Featured article from geoscience journal

Elsevier
Journal of Hydrology, 2010, Vol 389, Issue 3, p. 260-275
Effects of Karst and geological structure on groundwater flow: The case of Yarqon-Taninim Aquifer, Israel
Abstract:

This study demonstrates the significant influences of the geological structure (especially folding and lithology) and the karst system on groundwater flow regime. Folds divert groundwater flow from the general hydraulic gradient; marly layers sustain several perched sub-aquifers above the regional aquifer; and karstification increases the hydraulic conductivity by several orders of magnitude. These phenomena are quantitatively demonstrated within the Yarqon-Taninim (YT) basin, Israel, which is a complex groundwater system, combining several (extremely) opposite characteristics: humid and arid recharge zones, phreatic and confined parts, shallow and deep sub-aquifers, stratified and relatively-homogeneous sub-basins, saline and fresh water bodies, as well as stagnant and fast-flowing groundwater regions.

We have introduced a 3D geological-based grid for the basin (for the first time).
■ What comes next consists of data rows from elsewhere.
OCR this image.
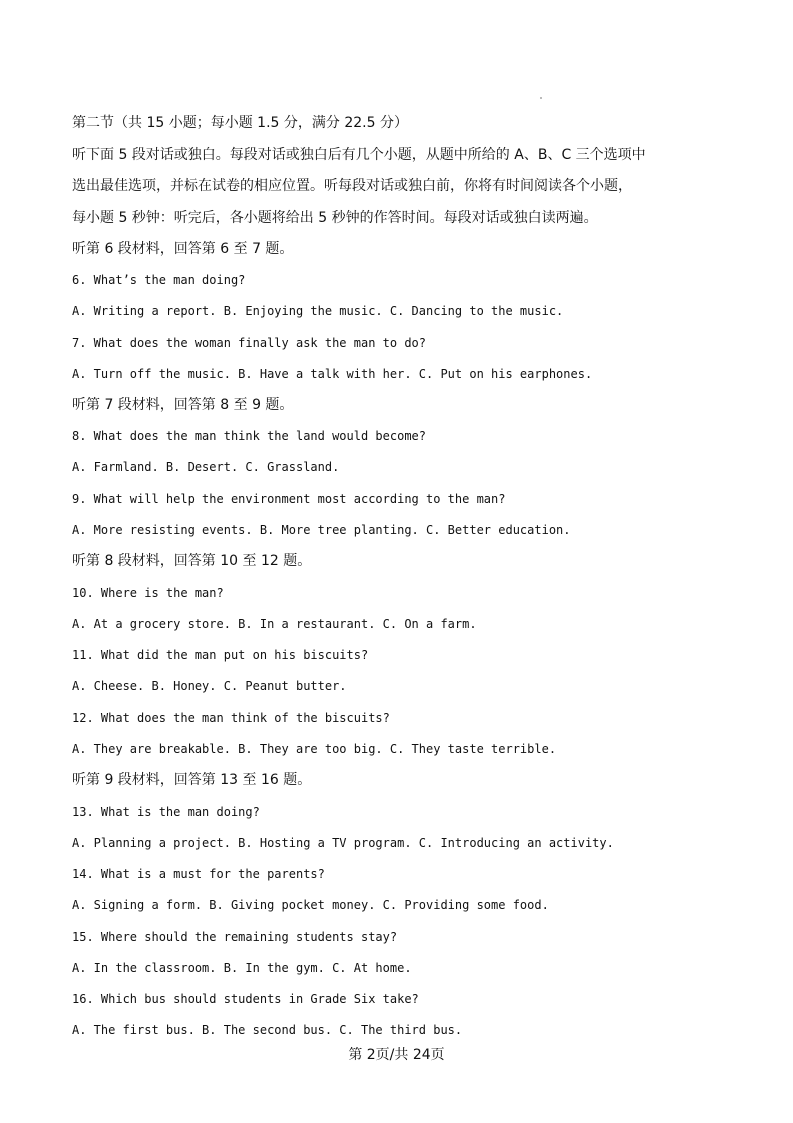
第二节（共 15 小题；每小题 1.5 分，满分 22.5 分）
听下面 5 段对话或独白。每段对话或独白后有几个小题，从题中所给的 A、B、C 三个选项中
选出最佳选项，并标在试卷的相应位置。听每段对话或独白前，你将有时间阅读各个小题，
每小题 5 秒钟：听完后，各小题将给出 5 秒钟的作答时间。每段对话或独白读两遍。
听第 6 段材料，回答第 6 至 7 题。
6. What’s the man doing?
A. Writing a report. B. Enjoying the music. C. Dancing to the music.
7. What does the woman finally ask the man to do?
A. Turn off the music. B. Have a talk with her. C. Put on his earphones.
听第 7 段材料，回答第 8 至 9 题。
8. What does the man think the land would become?
A. Farmland. B. Desert. C. Grassland.
9. What will help the environment most according to the man?
A. More resisting events. B. More tree planting. C. Better education.
听第 8 段材料，回答第 10 至 12 题。
10. Where is the man?
A. At a grocery store. B. In a restaurant. C. On a farm.
11. What did the man put on his biscuits?
A. Cheese. B. Honey. C. Peanut butter.
12. What does the man think of the biscuits?
A. They are breakable. B. They are too big. C. They taste terrible.
听第 9 段材料，回答第 13 至 16 题。
13. What is the man doing?
A. Planning a project. B. Hosting a TV program. C. Introducing an activity.
14. What is a must for the parents?
A. Signing a form. B. Giving pocket money. C. Providing some food.
15. Where should the remaining students stay?
A. In the classroom. B. In the gym. C. At home.
16. Which bus should students in Grade Six take?
A. The first bus. B. The second bus. C. The third bus.
第 2页/共 24页
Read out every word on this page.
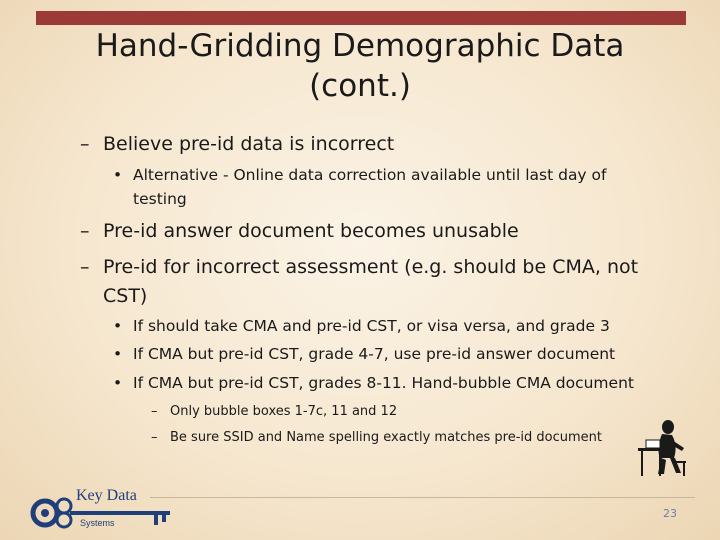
Hand-Gridding Demographic Data
(cont.)
– Believe pre-id data is incorrect
• Alternative - Online data correction available until last day of
testing
– Pre-id answer document becomes unusable
– Pre-id for incorrect assessment (e.g. should be CMA, not
CST)
• If should take CMA and pre-id CST, or visa versa, and grade 3
• If CMA but pre-id CST, grade 4-7, use pre-id answer document
• If CMA but pre-id CST, grades 8-11. Hand-bubble CMA document
– Only bubble boxes 1-7c, 11 and 12
– Be sure SSID and Name spelling exactly matches pre-id document
Key Data
Systems
23
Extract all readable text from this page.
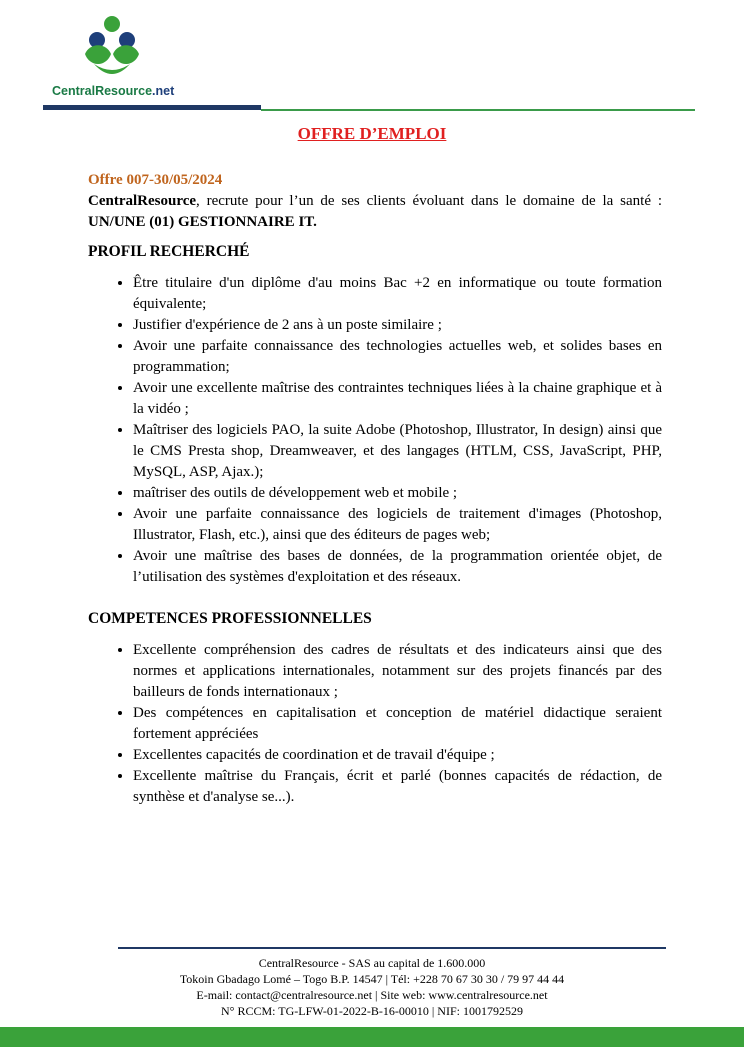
CentralResource.net
OFFRE D’EMPLOI
Offre 007-30/05/2024
CentralResource, recrute pour l’un de ses clients évoluant dans le domaine de la santé : UN/UNE (01) GESTIONNAIRE IT.
PROFIL RECHERCHÉ
• Être titulaire d'un diplôme d'au moins Bac +2 en informatique ou toute formation équivalente;
• Justifier d'expérience de 2 ans à un poste similaire ;
• Avoir une parfaite connaissance des technologies actuelles web, et solides bases en programmation;
• Avoir une excellente maîtrise des contraintes techniques liées à la chaine graphique et à la vidéo ;
• Maîtriser des logiciels PAO, la suite Adobe (Photoshop, Illustrator, In design) ainsi que le CMS Presta shop, Dreamweaver, et des langages (HTLM, CSS, JavaScript, PHP, MySQL, ASP, Ajax.);
• maîtriser des outils de développement web et mobile ;
• Avoir une parfaite connaissance des logiciels de traitement d'images (Photoshop, Illustrator, Flash, etc.), ainsi que des éditeurs de pages web;
• Avoir une maîtrise des bases de données, de la programmation orientée objet, de l’utilisation des systèmes d'exploitation et des réseaux.
COMPETENCES PROFESSIONNELLES
• Excellente compréhension des cadres de résultats et des indicateurs ainsi que des normes et applications internationales, notamment sur des projets financés par des bailleurs de fonds internationaux ;
• Des compétences en capitalisation et conception de matériel didactique seraient fortement appréciées
• Excellentes capacités de coordination et de travail d'équipe ;
• Excellente maîtrise du Français, écrit et parlé (bonnes capacités de rédaction, de synthèse et d'analyse se...).
CentralResource - SAS au capital de 1.600.000
Tokoin Gbadago Lomé – Togo B.P. 14547 | Tél: +228 70 67 30 30 / 79 97 44 44
E-mail: contact@centralresource.net | Site web: www.centralresource.net
N° RCCM: TG-LFW-01-2022-B-16-00010 | NIF: 1001792529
It was implemented into a numerical code (FEFLOW), which was used thereafter to analyze quantitatively the flow regime, the groundwater mass balance, and the aquifer hydraulic properties. We present up to date conceptual understanding and numerical modeling of the YT flow field, especially at its mountainous parts.

Based on the calibration procedure and the sensitivity analyses, we obtained the best-fitted hydraulic conductivity values for the aquifer mesh. The general phenomenon observed is that as groundwater flow quantity increases, the hydraulic conductivity also increases. We interpret this result by the karstification mechanism (including paleo-karst). Thus, where groundwater flow-lines converge and where groundwater discharge amount increases, the karstification process intensifies and permeability increases. Consequently, at the mountainous region, along the syncline axes, where groundwater flow-lines converge, higher conductivities are found.

Modeling results also exhibit that at the lowland confined area, the geological structure does not play a major role in directing groundwater flow. Rather, the flow field is controlled by the well-developed karst system and the relatively homogenous carbonate section. It is hypothesizes that the extensive karstification took place at the Messinian Salinity Crises, 5.5 Ma, during which groundwater heads as well as sea level were lowered by several 100 m.